Highmark will pay doctors higher rates if they keep patients out of the hospital

Highmark Health Services will begin to pay hundreds of Western Pennsylvania doctors higher rates if they keep patients out of the hospital, a strategy the company says will reduce health costs over time.

The state’s largest health insurer said on Thursday that it is setting up an Accountable Care Alliance and will invest an undisclosed amount of money to pay doctors incentives for keeping patients healthy.

The bonus program will begin at Allegheny Health Network, Pittsburgh’s second-largest hospital system that Highmark built by acquiring hospitals this year.

The alliance is similar to Medicare’s Accountable Care Organizations, but with a major distinction.

Accountable Care Organizations seek to improve quality and lower costs but they employ a so-called full-risk model in which the hospitals and doctors receive a set amount of money each year to treat Medicare beneficiaries. The government shares in any savings. If the organization spends more, it absorbs the cost.

“We’re not even sure if that is the right model,” said Mike Fiaschetti, president of health markets for Highmark Health Services, referring to the Medicare program. “The last thing we want to do is give any incentive to not deliver care.”

“We’ve learned from history, and we need the correct infrastructure in place before we put the hospitals and physicians at risk,” said Dr. Paul Kaplan, senior vice president of provider strategy and integration at Highmark.

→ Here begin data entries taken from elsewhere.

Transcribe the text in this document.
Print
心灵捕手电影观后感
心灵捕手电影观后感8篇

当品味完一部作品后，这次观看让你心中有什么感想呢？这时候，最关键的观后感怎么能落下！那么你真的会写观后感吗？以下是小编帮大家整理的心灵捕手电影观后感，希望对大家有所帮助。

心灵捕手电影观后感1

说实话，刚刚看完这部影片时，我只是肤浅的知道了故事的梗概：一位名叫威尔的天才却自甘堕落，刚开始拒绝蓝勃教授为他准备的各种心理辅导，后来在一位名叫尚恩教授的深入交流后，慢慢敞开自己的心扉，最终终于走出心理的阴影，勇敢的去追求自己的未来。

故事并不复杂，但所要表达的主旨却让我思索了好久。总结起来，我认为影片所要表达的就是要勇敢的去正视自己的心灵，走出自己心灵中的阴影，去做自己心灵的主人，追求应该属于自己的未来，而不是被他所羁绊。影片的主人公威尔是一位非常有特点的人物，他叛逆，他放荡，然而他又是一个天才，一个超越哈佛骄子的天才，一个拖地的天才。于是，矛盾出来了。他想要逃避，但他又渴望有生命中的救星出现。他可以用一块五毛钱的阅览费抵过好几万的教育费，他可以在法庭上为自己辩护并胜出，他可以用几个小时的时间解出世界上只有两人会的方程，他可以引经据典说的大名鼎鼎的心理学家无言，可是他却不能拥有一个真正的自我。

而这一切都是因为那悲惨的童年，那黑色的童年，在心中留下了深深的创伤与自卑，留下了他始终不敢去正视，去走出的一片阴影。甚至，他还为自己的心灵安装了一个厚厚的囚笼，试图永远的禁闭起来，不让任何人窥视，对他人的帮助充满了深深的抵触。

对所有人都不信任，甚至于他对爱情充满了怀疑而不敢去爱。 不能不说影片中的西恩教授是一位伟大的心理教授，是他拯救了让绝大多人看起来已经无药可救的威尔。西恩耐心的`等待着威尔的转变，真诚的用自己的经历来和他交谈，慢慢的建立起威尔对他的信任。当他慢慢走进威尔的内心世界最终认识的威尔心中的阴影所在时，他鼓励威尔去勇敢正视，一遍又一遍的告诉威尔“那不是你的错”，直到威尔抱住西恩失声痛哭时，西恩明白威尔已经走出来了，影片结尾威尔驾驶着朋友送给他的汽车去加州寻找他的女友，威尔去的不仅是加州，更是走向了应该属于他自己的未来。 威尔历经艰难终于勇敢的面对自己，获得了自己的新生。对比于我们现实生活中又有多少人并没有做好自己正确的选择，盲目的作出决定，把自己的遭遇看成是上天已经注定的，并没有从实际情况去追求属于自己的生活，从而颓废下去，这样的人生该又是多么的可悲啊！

Highmark’s Accountable Care Alliance may evolve and expand over three years to become more like the government’s model, Kaplan said. Or, it may adopt different incentives if it finds something that is more effective.

Both models attempt to reform the way doctors and hospitals are paid as insurance companies and the government look to reduce health care spending. Currently, medical providers are reimbursed for each test, visit or procedure, which encourages overspending. By focusing on keeping patients healthy, so-called “pay-for-value” approaches may reduce health costs in the long term.

Highmark’s alliance, which includes six Allegheny Health Network hospitals around Pittsburgh and about 500 primary care physicians, will pay doctors bonuses for performing specific activities for which they aren’t reimbursed but can keep patients’ illnesses from getting out of control. Some examples, Kaplan said, are coordinating with the colleagues to avoid duplicating tests and following up with patients with chronic diseases to make sure they’re taking medications regularly.

It debuts just days after the Centers for Medicare & Medicaid Services said that 13 of 32 Accountable Care Organizations produced savings during 2012. Two organizations lost money.

There are no Accountable Care Organizations in Western Pennsylvania, according to the agency.

Fiaschetti declined to say how much Highmark plans to spend on incentive payments to doctors, which could be 20 percent to 30 percent over the typical reimbursement. But he said the insurer expects to save 3 percent to 5 percent in annual claims expenses once the alliance is operating.

Though Highmark will spend more on doctors, it expects to save money through fewer hospital admissions and readmissions and fewer emergency room visits, especially for people with chronic conditions, Kaplan said.

Highmark expects to expand the alliance to physician specialists and other hospital systems in Pennsylvania, Delaware and West Virginia, Fiaschetti said.

Highmark is talking with five hospital systems in central Pennsylvania and the Lehigh Valley and expects those systems to join the alliance by Jan. 1, he said.